Kurdish Demonstration in Lausanne: Commemorating the Treaty of Lausanne and Demanding Kurdish Rights

2023-07-23 01:33:19

A major Kurdish demonstration was organized in Lausanne, on Saturday, in which regarding six thousand people participated, according to police and media sources, on the occasion of the first centenary of the treaty concluded in this Swiss city and delineating the borders of modern Turkey, denouncing its repercussions on the Kurds.

The Kurdish community gathers regularly on the anniversary of the treaty, in demonstrations in which hundreds of them participate, but this time the number was much larger than usual, according to the same sources.

The demonstrators set out from the vicinity of the “Chateau Duchy” hotel, located on the shores of Lake Leman, which hosted the talks that led to the treaty.

They marched with flags bearing pictures of the Kurdish leader, imprisoned since 1999, Abdullah Ocalan, to Romen Palace in the city center where the treaty was signed.

Khairuddin Oztekin, a member of the Kurdistan Cultural Center, said in a statement to the Swiss News Agency: “We want to benefit from this centenary in order to show the whole world that the Kurdish issue is still unresolved,” denouncing the “repercussions of the Treaty of Lausanne” and its “tragic” consequences that the Kurds are still suffering from.

The treaty, according to the Kurdistan Cultural Center, “approved the distribution of the Kurdish people to four countries, which are Turkey, Iraq, Iran and Syria, which are democratically failed countries to a large extent.”

In Turkey, the major powers abandoned the Kurds “for a nationalist and racist Turkish state, which led to a century of massacres, forced displacement, and policies of repression and assimilation,” according to the Kurdistan Cultural Center.

“The Kurdish people, like all peoples of the world, demand the right to live with their identity on their land,” said Berivan Furat, a spokesman for the Kurdish Democratic Council in France. “This treaty opened the door to all harassment and all massacres once morest the Kurdish people,” he told AFP.

“Our critics are the worst dictators in the Middle East and it is time to decriminalize the Kurdish movement and above all to review the Treaty of Lausanne, which has no value for us.
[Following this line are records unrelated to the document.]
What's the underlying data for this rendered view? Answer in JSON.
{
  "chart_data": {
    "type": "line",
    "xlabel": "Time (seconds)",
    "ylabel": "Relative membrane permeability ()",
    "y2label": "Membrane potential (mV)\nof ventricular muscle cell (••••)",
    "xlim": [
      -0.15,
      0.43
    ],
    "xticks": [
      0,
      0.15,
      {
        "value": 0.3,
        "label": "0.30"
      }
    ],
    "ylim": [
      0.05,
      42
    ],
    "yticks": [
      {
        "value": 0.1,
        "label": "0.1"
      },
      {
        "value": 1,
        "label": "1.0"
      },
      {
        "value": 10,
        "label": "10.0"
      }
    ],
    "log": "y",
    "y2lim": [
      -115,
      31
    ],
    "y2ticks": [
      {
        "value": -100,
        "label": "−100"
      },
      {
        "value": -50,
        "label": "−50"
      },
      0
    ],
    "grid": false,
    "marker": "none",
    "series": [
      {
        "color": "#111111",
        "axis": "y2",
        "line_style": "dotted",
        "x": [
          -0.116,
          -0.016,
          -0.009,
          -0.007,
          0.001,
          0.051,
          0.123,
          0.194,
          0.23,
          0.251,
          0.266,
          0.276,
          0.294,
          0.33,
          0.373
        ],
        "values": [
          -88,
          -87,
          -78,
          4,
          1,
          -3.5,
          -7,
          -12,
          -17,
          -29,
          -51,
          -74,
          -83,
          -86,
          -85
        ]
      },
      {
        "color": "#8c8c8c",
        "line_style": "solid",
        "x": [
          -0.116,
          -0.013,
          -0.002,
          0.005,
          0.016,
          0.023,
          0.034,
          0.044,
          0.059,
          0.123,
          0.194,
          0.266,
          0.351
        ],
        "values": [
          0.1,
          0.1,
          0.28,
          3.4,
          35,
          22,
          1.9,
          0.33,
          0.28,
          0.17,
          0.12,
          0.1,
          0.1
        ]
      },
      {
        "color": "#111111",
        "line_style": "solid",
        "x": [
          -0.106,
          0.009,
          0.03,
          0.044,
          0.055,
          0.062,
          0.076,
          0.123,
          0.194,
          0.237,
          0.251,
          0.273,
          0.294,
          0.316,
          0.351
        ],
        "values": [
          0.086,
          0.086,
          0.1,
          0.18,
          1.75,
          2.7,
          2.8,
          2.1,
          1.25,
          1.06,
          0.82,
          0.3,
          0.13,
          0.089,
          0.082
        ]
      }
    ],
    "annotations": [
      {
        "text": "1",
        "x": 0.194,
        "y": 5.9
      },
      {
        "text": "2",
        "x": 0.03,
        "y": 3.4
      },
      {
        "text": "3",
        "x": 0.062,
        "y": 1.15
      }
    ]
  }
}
It is null and void.”

The Lausanne Conference was held in November 1922 to renegotiate the Treaty of Sevres concluded in 1920 between the Allies and the Ottoman Empire, which was rejected by the Turkish independence leader Mustafa Kemal Ataturk, who later became the founder of modern Turkey.
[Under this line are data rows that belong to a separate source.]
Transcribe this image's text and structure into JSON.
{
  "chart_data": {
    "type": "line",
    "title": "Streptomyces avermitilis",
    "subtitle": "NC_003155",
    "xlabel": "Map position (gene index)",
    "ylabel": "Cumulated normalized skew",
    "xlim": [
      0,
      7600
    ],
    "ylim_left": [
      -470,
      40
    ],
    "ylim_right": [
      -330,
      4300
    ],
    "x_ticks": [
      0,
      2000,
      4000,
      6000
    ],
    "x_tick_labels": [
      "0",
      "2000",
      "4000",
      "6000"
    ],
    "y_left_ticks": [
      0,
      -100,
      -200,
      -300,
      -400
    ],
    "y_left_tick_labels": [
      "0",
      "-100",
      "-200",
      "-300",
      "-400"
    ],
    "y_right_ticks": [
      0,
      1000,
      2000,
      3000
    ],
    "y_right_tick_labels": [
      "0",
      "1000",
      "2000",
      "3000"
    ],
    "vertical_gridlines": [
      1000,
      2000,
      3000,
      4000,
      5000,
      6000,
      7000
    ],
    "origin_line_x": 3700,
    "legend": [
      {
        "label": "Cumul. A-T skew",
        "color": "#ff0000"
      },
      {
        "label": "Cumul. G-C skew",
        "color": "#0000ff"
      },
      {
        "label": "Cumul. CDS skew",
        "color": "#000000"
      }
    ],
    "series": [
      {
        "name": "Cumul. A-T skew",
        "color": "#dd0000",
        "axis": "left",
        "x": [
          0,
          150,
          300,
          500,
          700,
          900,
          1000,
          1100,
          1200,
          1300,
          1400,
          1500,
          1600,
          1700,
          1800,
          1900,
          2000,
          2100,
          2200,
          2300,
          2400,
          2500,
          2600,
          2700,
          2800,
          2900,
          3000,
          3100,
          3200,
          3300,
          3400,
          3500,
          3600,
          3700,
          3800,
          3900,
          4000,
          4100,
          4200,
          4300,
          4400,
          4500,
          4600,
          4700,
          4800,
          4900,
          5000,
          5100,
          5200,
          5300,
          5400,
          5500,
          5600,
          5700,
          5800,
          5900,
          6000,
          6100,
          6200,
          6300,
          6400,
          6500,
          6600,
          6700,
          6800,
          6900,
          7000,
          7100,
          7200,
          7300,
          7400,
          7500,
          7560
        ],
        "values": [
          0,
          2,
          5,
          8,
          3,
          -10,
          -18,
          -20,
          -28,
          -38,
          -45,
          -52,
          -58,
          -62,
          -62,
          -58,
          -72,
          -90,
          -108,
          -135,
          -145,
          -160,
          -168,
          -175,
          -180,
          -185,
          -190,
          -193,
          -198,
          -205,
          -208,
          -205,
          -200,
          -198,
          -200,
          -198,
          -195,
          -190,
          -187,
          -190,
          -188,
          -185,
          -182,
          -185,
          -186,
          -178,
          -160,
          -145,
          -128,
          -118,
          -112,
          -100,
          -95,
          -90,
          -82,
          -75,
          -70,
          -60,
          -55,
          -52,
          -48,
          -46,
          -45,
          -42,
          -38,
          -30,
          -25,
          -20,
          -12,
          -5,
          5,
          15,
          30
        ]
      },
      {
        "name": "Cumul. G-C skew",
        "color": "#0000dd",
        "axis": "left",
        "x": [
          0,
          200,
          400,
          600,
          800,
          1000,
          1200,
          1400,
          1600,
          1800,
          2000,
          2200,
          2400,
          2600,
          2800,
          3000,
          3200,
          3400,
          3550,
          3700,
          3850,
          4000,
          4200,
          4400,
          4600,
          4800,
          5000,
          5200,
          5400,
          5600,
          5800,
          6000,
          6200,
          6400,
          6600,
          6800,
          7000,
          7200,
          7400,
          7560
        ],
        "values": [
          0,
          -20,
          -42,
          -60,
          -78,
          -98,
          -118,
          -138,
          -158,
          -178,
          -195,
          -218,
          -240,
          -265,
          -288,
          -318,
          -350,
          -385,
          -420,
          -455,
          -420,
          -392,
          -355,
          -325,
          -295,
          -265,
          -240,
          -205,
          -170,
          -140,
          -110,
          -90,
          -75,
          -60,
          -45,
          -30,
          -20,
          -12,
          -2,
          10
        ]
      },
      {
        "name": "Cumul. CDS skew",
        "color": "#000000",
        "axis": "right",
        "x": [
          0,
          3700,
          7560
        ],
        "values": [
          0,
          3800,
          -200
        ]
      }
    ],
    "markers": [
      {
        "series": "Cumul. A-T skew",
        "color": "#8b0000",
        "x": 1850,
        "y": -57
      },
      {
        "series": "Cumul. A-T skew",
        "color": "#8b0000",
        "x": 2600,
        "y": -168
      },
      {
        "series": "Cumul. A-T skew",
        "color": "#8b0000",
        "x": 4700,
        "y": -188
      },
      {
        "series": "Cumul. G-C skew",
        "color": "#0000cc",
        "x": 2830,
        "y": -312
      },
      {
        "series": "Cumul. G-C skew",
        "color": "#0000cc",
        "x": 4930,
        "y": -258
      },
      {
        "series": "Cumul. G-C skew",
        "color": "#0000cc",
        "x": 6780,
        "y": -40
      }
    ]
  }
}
British diplomacy coordinated the conference, which included Britain, France, Italy and Turkey.

One of the consequences of the treaty was a forced exchange of populations between Türkiye and Greece. Eastern Anatolia was attached to present-day Turkey, in exchange for the Turks abandoning their claim to areas in Syria and Iraq that were within the lands of the Ottoman Empire.

The Armenians and the Kurds were left on the sidelines and their aspirations to establish their own entity were ignored.

“We know that there is no country that can help us (…) in taking the right decision to solve the Kurdish problem,” Kardo Lucas Larsen, 41, who lives in Denmark, told AFP. “Such a demonstration brings together the Kurdish people and gives us a sense of belonging to a homeland.”